We’re dependent on the technology behind these busy elevators to get us where we’re going. An elevator arrives, eventually, and its machinery hoists each diverse carload to our respective destinations.
Elevator operator was once an occupation. Now, with the push of a button, technology does all the work — and that’s just one example of jobs disrupted by technological advances. Construction, manufacturing, transport, energy, business — today robotics, artificial intelligence and other technologies are replacing workers in almost every sector.
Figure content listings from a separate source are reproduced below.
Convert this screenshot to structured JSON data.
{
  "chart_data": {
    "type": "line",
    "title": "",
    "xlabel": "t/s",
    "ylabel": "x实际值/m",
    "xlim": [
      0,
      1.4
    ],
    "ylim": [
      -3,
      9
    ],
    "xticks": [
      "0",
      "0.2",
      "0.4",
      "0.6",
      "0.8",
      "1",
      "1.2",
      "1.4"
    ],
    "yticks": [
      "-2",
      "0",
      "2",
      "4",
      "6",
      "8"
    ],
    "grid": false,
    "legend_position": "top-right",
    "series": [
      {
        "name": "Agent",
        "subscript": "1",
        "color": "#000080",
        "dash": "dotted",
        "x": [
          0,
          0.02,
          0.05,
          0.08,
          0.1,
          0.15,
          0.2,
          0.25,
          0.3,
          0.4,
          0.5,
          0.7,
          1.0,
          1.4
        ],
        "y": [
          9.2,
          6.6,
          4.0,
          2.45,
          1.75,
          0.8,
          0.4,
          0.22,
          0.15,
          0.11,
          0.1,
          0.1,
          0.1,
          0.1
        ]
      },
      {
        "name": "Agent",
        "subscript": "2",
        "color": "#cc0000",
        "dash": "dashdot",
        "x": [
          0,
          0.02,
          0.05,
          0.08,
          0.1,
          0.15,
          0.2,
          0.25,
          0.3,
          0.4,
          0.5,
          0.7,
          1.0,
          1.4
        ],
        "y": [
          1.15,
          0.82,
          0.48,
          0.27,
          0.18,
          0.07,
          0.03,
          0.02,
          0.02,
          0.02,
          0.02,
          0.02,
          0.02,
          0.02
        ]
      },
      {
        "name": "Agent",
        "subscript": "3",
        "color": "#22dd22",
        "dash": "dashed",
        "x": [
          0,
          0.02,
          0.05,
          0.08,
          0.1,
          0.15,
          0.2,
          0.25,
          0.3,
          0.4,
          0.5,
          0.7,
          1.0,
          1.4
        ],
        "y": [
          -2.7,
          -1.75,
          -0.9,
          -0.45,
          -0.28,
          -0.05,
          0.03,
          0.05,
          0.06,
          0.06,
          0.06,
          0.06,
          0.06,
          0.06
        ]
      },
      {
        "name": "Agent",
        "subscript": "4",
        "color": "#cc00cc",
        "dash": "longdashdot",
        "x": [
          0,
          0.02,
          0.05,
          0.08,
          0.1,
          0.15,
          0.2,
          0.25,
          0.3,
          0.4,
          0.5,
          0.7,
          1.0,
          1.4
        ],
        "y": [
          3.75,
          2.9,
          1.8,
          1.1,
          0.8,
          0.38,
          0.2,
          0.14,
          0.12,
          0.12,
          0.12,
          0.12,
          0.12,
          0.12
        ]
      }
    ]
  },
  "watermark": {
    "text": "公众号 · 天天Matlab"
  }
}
As well, online connectivity means more people can work from home rather than an office. Social and technological change have never been as widespread, as fast or as complex as right now. There is concern over which jobs will disappear next, and debate about the skills workers need to stay relevant. What is the future of work?
That’s a question SAIT President and CEO Dr. David Ross put to a wide range of business and industry leaders recently, and it’s the theme for this issue of LINK. It’s a huge topic — one that inspires both optimism and anxiety. In researching our main feature story (page 14), writer Julie Sengl asked faculty, experts and leaders three questions about the future of work: what’s the worst that can happen, what’s the best that can happen and what’s most likely to happen.
I have pondered those questions myself, and I think what’s most likely is humans will continue to adapt. This issue of LINK includes stories of an alumna who identified a need, then created a business to meet it (page 46); an alumna who made her dream career a reality (page 28); and four people who prove artisanal skills remain relevant in a tech-driven world (page 24).